The cosmic origin of the gasses was determined by their isotopic signature, which is the ratio of the isotopes of an element. Terrestrial helium, for example, consists of a small amount of helium 3 and mostly helium 4. Cosmic helium is mostly helium 3.
"Helium from different sources on Earth, like our atmosphere or the emissions from volcanoes, has a very different signature than the helium in a meteorite," Becker explains. "The helium we found within the fullerene cages of Australia's Murchison meteorite, for example, is similar to the helium that existed when our solar system first formed." That finding points to a cosmic source for the fullerenes, since molecules formed in the high pressure of an earthly impact event or the heat of wildfires that followed would have encapsulated terrestrial helium.

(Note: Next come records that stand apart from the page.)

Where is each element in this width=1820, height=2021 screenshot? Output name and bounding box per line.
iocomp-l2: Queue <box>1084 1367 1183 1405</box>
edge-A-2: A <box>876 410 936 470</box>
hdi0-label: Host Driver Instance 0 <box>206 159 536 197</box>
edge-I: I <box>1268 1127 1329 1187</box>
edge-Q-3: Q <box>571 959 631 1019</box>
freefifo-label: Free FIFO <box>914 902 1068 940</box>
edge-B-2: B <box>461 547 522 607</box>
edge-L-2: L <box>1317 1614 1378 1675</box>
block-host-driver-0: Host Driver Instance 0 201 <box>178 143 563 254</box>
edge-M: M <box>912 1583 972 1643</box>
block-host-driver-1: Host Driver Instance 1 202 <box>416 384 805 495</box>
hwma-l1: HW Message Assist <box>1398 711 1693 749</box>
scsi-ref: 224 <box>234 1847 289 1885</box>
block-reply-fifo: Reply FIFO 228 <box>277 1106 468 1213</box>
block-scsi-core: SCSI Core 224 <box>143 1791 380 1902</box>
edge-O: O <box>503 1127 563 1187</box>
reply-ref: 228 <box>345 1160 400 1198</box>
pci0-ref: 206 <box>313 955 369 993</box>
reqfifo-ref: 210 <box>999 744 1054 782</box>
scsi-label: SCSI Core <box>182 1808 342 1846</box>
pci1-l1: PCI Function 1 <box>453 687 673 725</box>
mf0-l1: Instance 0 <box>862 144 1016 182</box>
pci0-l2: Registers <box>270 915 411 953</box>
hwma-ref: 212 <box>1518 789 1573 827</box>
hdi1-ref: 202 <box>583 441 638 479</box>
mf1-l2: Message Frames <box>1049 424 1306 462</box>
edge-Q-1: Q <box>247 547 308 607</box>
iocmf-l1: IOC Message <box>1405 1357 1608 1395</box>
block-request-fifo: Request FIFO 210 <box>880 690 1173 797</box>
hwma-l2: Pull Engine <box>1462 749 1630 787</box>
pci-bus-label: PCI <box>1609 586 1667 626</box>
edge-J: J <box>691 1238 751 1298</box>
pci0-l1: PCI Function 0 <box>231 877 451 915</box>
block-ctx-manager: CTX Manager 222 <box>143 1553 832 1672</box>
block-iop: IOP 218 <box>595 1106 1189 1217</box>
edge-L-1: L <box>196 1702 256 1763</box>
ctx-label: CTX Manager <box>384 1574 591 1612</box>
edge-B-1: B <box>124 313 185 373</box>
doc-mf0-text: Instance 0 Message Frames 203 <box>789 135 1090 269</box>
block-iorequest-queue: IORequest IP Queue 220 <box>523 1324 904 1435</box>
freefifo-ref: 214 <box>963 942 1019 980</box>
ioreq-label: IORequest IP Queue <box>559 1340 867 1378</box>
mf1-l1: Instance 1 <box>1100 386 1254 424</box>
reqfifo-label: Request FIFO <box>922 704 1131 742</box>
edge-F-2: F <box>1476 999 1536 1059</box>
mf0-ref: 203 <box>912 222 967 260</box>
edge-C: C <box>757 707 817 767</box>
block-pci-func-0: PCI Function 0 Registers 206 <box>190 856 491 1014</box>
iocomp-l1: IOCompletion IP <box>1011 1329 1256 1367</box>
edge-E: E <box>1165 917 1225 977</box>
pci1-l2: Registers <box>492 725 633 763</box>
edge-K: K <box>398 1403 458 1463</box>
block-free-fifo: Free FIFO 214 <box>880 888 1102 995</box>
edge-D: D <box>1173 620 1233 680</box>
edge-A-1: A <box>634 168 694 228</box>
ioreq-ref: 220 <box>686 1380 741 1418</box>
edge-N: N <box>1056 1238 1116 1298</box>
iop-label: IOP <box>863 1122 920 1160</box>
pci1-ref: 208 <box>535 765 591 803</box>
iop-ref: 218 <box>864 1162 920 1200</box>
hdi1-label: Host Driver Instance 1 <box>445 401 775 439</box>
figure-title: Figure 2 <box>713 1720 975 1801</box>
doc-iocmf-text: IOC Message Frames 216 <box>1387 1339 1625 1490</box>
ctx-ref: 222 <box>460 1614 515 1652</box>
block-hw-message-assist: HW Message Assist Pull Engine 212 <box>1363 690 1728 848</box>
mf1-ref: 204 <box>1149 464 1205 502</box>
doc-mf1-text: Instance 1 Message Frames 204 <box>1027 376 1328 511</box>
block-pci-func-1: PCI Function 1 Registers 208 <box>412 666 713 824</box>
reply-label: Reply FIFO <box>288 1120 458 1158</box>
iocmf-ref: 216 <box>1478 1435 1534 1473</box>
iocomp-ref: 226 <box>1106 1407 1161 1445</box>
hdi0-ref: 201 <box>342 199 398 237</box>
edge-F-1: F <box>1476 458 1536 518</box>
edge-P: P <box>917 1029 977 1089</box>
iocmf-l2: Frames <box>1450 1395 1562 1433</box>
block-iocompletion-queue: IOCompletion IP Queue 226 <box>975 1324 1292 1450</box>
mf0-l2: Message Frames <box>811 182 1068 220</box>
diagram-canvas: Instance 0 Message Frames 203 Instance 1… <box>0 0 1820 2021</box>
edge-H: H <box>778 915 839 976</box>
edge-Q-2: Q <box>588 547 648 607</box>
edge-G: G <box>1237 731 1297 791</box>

The scientists looked at the KTB because it is a well-studied sediment layer already shown to contain extraterrestrial iridium, which is a platinum group element, and highly shocked minerals. (A highly shocked mineral is one that has experienced temperatures of more than 2,000 C and pressures of about 400,000 atmospheres from impact shock.) The KTB sediment layer marks a period of abrupt change in Earth's biology and geology, characterized by mass extinction of the dinosaurs, now generally attributed to the impact of a carbonaceous asteroid that collided with Earth.
Becker hopes to expand the research to other periods of mass extinction-such as the even more devastating event that delineated the Permian/Triassic boundary 250 million years ago. She hopes to determine if extraterrestrial events trigger global change, including whether fullerenes were the original care packages that delivered volatiles along with the carbon necessary to establish life on Earth.
"We now have a powerful new tracer to look at the sediment layer very carefully," she says.
Becker also hopes to work with astronomers to study the formation of fullerenes. "We have yet to learn why these things are there and what they tell us about carbon forming in the universe. We need to figure out how to establish their existence and how to search for it."
The research was supported by grants from the NASA Cosmochemistry and Exobiology Program.